11 Dit is nu de gelijkenis: Het zaad is het Woord Gods.
12 En die bij den weg bezaaid worden, zijn dezen, die horen; daarna komt de duivel, en neemt het Woord uit hun hart weg, opdat zij niet zouden geloven, en zalig worden.
13 En die op de steenrots bezaaid worden, zijn dezen, die, wanneer zij het gehoord hebben, het Woord met vreugde ontvangen; en dezen hebben geen wortel, die maar voor een tijd geloven, en in den tijd der verzoeking wijken zij af.
14 En dat in de doornen valt, zijn dezen, die gehoord hebben, en heengaande verstikt worden door de zorgvuldigheden, en rijkdom, en wellusten des levens, en voldragen geen vrucht.

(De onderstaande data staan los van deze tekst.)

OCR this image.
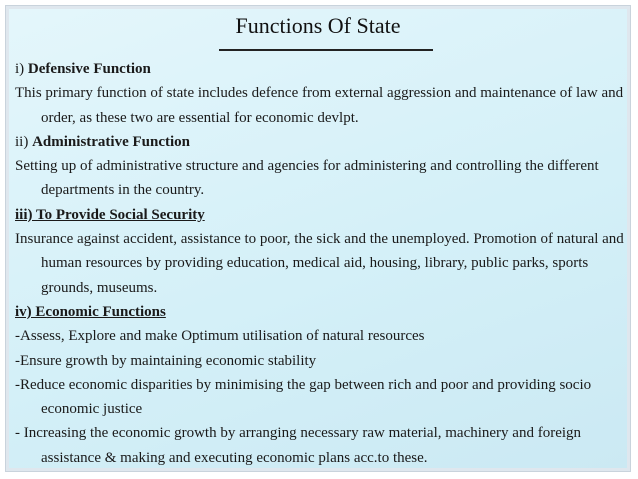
Functions Of State

i) Defensive Function

This primary function of state includes defence from external aggression and maintenance of law and order, as these two are essential for economic devlpt.

ii) Administrative Function

Setting up of administrative structure and agencies for administering and controlling the different departments in the country.

iii) To Provide Social Security

Insurance against accident, assistance to poor, the sick and the unemployed. Promotion of natural and human resources by providing education, medical aid, housing, library, public parks, sports grounds, museums.

iv) Economic Functions

-Assess, Explore and make Optimum utilisation of natural resources

-Ensure growth by maintaining economic stability

-Reduce economic disparities by minimising the gap between rich and poor and providing socio economic justice

- Increasing the economic growth by arranging necessary raw material, machinery and foreign assistance & making and executing economic plans acc.to these.
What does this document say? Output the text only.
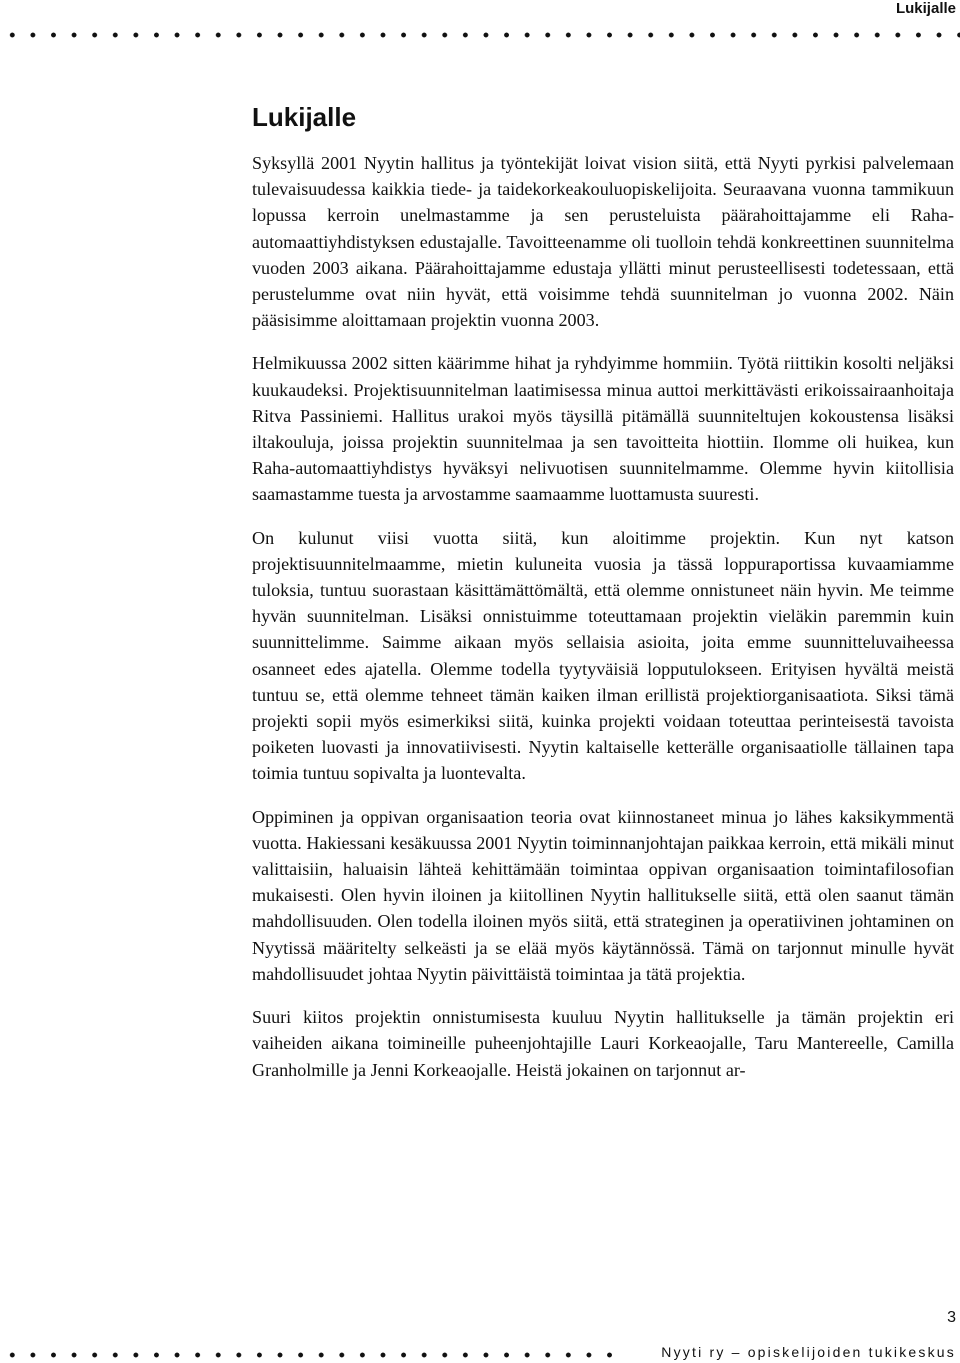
Lukijalle
Lukijalle

Syksyllä 2001 Nyytin hallitus ja työntekijät loivat vision siitä, että Nyyti pyrkisi palvelemaan tulevaisuudessa kaikkia tiede- ja taidekorkeakouluopiskelijoita. Seuraavana vuonna tammikuun lopussa kerroin unelmastamme ja sen perusteluista päärahoittajamme eli Raha-automaattiyhdistyksen edustajalle. Tavoitteenamme oli tuolloin tehdä konkreettinen suunnitelma vuoden 2003 aikana. Päärahoittajamme edustaja yllätti minut perusteellisesti todetessaan, että perustelumme ovat niin hyvät, että voisimme tehdä suunnitelman jo vuonna 2002. Näin pääsisimme aloittamaan projektin vuonna 2003.

Helmikuussa 2002 sitten käärimme hihat ja ryhdyimme hommiin. Työtä riittikin kosolti neljäksi kuukaudeksi. Projektisuunnitelman laatimisessa minua auttoi merkittävästi erikoissairaanhoitaja Ritva Passiniemi. Hallitus urakoi myös täysillä pitämällä suunniteltujen kokoustensa lisäksi iltakouluja, joissa projektin suunnitelmaa ja sen tavoitteita hiottiin. Ilomme oli huikea, kun Raha-automaattiyhdistys hyväksyi nelivuotisen suunnitelmamme. Olemme hyvin kiitollisia saamastamme tuesta ja arvostamme saamaamme luottamusta suuresti.

On kulunut viisi vuotta siitä, kun aloitimme projektin. Kun nyt katson projektisuunnitelmaamme, mietin kuluneita vuosia ja tässä loppuraportissa kuvaamiamme tuloksia, tuntuu suorastaan käsittämättömältä, että olemme onnistuneet näin hyvin. Me teimme hyvän suunnitelman. Lisäksi onnistuimme toteuttamaan projektin vieläkin paremmin kuin suunnittelimme. Saimme aikaan myös sellaisia asioita, joita emme suunnitteluvaiheessa osanneet edes ajatella. Olemme todella tyytyväisiä lopputulokseen. Erityisen hyvältä meistä tuntuu se, että olemme tehneet tämän kaiken ilman erillistä projektiorganisaatiota. Siksi tämä projekti sopii myös esimerkiksi siitä, kuinka projekti voidaan toteuttaa perinteisestä tavoista poiketen luovasti ja innovatiivisesti. Nyytin kaltaiselle ketterälle organisaatiolle tällainen tapa toimia tuntuu sopivalta ja luontevalta.

Oppiminen ja oppivan organisaation teoria ovat kiinnostaneet minua jo lähes kaksikymmentä vuotta. Hakiessani kesäkuussa 2001 Nyytin toiminnanjohtajan paikkaa kerroin, että mikäli minut valittaisiin, haluaisin lähteä kehittämään toimintaa oppivan organisaation toimintafilosofian mukaisesti. Olen hyvin iloinen ja kiitollinen Nyytin hallitukselle siitä, että olen saanut tämän mahdollisuuden. Olen todella iloinen myös siitä, että strateginen ja operatiivinen johtaminen on Nyytissä määritelty selkeästi ja se elää myös käytännössä. Tämä on tarjonnut minulle hyvät mahdollisuudet johtaa Nyytin päivittäistä toimintaa ja tätä projektia.

Suuri kiitos projektin onnistumisesta kuuluu Nyytin hallitukselle ja tämän projektin eri vaiheiden aikana toimineille puheenjohtajille Lauri Korkeaojalle, Taru Mantereelle, Camilla Granholmille ja Jenni Korkeaojalle. Heistä jokainen on tarjonnut ar-

3
Nyyti ry – opiskelijoiden tukikeskus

15 En dat in de goede aarde valt, zijn dezen, die, het Woord gehoord hebbende, hetzelve in een eerlijk en goed hart bewaren, en in volstandigheid vruchten voortbrengen.
16 En niemand, die een kaars ontsteekt, bedekt dezelve met een vat, of zet ze onder een bed; maar zet ze op een kandelaar, opdat degenen, die inkomen, het licht zien mogen.
17 Want er is niets verborgen, dat niet openbaar zal worden; noch heimelijk, dat niet bekend zal worden, en in het openbaar komen.
18 Ziet dan, hoe gij hoort; want zo wie heeft, dien zal gegeven worden; en zo wie niet heeft, ook hetgeen hij meent te hebben, zal van hem genomen worden.
19 En Zijn moeder en Zijn broeders kwamen tot Hem, en konden bij Hem niet komen, vanwege de schare.
20 En Hem werd geboodschapt van enigen, die zeiden: Uw moeder en Uw broeders staan daar buiten, begerende U te zien.
21 Maar Hij antwoordde en zeide tot hen: Mijn moeder en Mijn broeders zijn dezen, die Gods Woord horen, en datzelve doen.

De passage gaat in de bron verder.